Аббревиатор пожал плечами.

— Мне известно, что его похоронили в церкви Святого Августина. Наверное, кто-то позаботился о том, чтобы он не попал в общую могилу. — Лицо его вдруг озарилось. — Был один человек, который мог что-то знать. Тоже архитектор высокого класса, мастро Манилио да Монте. Он долго работал в Риме, занимался в основном укреплением оборонительных сооружений замка Сант-Анджело.

— А где его можно найти? Могу я с ним поговорить?

Рыжий грустно посмотрел на Пико.

— Его тоже арестовали во время преследований. Однажды я столкнулся с ним, когда еще сам был под арестом. Его вели в цепях. В отличие от нас, кому повезло, его не освободили. Он все еще находится в каземате, в башне Нона.

Информация о знаменитом архитекторе, которой располагал Пико, постепенно обрастала новыми деталями. Особенно его поразила одна новость — страсть Леона Баттисты к изучению различный видов письменности.

Незадолго до убийства Фульдженте изготовил шрифт для немецкого печатника, работавшего во Флоренции. Может, именно по этому поводу он поддерживал связь с архитектором? И поэтому в его руки попала книга Гермеса?

— Вы что-нибудь знаете о некоем Фульдженте Морре? — быстро спросил Пико.

Рыжий закрыл глаза, словно силясь вспомнить.

— Морра… Ну да, конечно… Он тоже какое-то время работал в курии. Он делал свинцовые матрицы для печатей, имеющих силу при скреплении документов. Я часто видел, как он разговаривал с Леоном. Но и Морра давно куда-то исчез.

На миг в мозгу Пико промелькнул образ распростертого на полу тела резчика. Судя по всему, аббревиатор ничего не знал о его судьбе. Пусть не знает и дальше.

— А вам случайно не известно, где он живет?

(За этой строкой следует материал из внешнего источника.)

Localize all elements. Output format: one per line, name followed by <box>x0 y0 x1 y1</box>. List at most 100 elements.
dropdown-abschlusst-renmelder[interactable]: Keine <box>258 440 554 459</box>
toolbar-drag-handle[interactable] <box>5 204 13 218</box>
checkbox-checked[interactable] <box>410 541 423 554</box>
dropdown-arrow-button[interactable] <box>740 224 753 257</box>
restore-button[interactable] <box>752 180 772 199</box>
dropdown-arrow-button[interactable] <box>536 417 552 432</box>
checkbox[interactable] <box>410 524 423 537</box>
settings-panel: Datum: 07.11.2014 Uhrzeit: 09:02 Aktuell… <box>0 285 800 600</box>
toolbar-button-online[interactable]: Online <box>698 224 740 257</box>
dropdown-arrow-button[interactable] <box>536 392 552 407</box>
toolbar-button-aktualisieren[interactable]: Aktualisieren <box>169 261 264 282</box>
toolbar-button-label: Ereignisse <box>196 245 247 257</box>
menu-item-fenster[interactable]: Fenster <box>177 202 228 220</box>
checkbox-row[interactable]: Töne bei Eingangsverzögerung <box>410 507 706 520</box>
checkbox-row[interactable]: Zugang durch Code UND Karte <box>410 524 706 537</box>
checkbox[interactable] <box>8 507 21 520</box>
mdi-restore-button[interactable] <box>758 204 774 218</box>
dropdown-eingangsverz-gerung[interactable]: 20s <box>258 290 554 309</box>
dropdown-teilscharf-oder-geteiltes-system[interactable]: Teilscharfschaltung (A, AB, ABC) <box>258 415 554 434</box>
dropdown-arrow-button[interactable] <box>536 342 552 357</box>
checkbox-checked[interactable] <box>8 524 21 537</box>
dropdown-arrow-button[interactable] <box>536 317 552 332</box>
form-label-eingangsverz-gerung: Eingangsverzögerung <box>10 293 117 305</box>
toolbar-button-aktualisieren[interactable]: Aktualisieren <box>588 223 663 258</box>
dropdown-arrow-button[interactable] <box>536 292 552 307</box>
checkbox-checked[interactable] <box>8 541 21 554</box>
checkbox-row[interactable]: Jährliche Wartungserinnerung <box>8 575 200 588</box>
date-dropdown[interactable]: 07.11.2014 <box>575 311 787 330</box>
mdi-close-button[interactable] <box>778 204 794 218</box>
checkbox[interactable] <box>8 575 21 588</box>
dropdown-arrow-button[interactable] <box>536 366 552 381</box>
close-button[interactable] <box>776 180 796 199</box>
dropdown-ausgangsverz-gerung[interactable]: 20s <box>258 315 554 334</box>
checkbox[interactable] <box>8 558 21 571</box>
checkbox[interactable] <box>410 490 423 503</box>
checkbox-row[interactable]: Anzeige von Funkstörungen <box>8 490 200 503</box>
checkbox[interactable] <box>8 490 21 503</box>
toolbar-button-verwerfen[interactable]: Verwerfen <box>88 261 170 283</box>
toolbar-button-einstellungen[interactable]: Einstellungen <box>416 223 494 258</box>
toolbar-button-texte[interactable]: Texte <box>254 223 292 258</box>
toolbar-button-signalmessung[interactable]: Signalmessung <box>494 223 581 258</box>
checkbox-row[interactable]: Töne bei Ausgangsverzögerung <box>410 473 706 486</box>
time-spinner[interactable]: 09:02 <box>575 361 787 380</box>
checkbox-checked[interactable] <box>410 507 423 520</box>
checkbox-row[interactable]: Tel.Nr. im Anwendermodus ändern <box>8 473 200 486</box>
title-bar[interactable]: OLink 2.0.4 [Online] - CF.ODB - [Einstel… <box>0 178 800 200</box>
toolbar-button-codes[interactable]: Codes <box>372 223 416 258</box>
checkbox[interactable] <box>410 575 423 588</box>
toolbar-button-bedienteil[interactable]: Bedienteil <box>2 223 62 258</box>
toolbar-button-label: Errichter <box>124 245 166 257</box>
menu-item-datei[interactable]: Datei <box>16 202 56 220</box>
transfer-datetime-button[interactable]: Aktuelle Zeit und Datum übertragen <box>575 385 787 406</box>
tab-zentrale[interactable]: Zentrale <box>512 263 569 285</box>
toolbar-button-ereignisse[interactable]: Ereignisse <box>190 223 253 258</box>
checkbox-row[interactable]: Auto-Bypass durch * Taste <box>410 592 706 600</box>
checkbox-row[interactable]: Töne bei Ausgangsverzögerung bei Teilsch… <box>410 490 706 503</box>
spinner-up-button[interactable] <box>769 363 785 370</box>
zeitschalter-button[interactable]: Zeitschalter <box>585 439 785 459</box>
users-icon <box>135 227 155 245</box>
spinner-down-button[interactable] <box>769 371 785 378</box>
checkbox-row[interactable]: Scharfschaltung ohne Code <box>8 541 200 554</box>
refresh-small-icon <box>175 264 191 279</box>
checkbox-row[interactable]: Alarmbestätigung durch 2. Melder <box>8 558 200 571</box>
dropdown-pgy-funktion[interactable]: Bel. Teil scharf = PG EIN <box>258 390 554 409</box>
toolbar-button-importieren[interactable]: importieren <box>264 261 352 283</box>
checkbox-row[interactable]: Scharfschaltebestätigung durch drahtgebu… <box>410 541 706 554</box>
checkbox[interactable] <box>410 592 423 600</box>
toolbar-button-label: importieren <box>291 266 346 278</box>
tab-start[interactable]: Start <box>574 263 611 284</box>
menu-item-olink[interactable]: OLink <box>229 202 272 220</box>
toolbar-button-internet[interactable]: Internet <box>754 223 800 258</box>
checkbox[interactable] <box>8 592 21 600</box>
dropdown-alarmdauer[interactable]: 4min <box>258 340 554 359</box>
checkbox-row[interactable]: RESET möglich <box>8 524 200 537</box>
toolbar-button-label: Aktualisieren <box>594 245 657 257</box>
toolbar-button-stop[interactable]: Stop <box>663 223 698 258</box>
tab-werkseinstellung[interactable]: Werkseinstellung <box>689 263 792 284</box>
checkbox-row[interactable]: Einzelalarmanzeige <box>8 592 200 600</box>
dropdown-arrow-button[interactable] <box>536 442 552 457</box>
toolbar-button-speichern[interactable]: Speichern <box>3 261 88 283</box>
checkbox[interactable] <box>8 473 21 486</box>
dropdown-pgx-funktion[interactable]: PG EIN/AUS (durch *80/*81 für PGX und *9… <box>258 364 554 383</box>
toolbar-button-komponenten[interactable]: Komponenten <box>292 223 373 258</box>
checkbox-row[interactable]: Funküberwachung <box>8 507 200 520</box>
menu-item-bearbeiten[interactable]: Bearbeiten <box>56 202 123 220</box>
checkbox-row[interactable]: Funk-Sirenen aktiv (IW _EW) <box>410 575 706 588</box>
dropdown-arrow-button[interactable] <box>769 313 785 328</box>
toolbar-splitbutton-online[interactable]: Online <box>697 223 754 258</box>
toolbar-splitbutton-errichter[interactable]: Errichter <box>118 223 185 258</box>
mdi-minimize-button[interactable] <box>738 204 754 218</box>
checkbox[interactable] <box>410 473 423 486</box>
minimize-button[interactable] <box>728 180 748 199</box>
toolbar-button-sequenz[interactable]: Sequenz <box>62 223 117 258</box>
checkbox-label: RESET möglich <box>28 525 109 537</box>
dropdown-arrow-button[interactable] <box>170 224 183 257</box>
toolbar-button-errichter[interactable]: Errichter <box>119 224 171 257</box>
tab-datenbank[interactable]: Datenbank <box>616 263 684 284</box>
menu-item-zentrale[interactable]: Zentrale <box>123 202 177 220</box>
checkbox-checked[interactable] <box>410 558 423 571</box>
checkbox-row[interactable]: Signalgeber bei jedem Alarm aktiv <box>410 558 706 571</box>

Марко удивленно посмотрел на юношу и ответил:

— Не думаю, что в Риме. Сразу после смерти Леона Баттисты Морра, кажется, собирался ехать куда-то на Восток. Уже десять лет прошло.

— Вы больше ничего о нем не слышали?

— Нет. И в курии он больше не появлялся. Его работу передали другим резчикам, должен сказать не таким искусным, как Фульдженте.

47

Видимо, автор имеет в виду Семнадцатый, Ферраро-Флорентийский вселенский собор (1438–1441), который признает Католическая церковь. Он занимался вопросами унии.